France held a war game to defend its own space satellites

France this week simulated an attack by a hostile power on one of its companions in a war game scenario. According to the French government, this scenario is not fantastic, but quite real, so they are preparing for it with the help of war games.

President Emmanuel Macron has personally watched French army leaders play out a four-day sequence in which an unnamed space power attacks an allied country with France and attempts to disable a French communications satellite.

Germany, Italy and the United States are participating in the AsterX space war game at the French national space agency CNES in Toulouse, the first such exercise in France or Europe.

This is the ability to simulate changing the trajectory of satellites, sending backup satellites for troubleshooting, monitoring the transfer of confidential data and encrypting transmissions from hostile satellites temporarily or even completely shutting them down.

Before the start of the exercise, Macron chaired a meeting of the Space Command, a body created in 2017 to implement France’s military strategy in space.
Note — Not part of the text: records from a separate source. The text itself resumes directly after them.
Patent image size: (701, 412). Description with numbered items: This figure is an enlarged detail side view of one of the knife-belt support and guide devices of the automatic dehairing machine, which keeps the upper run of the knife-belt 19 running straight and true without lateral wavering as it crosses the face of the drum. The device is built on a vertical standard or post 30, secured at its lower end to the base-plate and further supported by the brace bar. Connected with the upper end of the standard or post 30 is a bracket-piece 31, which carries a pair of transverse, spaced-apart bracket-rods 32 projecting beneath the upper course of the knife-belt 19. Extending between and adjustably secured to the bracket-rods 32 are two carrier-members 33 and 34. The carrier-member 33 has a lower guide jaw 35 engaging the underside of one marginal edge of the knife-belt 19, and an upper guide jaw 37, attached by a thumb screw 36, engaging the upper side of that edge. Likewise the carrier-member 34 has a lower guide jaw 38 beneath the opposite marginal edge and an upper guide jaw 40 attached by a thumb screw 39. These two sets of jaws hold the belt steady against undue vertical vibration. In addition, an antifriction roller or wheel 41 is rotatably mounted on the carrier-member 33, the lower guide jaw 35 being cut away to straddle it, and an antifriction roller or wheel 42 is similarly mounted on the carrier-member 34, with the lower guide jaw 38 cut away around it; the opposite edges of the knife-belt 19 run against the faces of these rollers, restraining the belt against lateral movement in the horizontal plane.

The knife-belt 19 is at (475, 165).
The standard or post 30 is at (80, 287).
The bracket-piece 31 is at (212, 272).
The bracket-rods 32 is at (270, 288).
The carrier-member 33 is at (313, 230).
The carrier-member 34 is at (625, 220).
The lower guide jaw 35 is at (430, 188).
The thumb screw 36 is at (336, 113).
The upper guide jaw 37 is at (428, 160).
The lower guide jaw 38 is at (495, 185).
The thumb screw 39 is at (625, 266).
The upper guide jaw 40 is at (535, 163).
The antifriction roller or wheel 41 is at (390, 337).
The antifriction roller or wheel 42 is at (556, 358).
The French president’s office said the scenario for the exercise may be fictional, but far from implausible.

The French government has previously accused Russia of bringing its Olymp-K reconnaissance satellite, also known as Louch, closer to the French-Italian military satellite Athena-Fidus in 2017, in what Defense Minister Florence Parley called an “act of espionage.” The US said last year that Russia had conducted a non-destructive test of anti-satellite weapons from space. France believes that this is not a single such incident, there were others, but no details were provided.

Author: John Kessler
Graduated From the Massachusetts Institute of Technology. Previously, worked in various little-known media. Currently is an expert, editor and developer of Free News.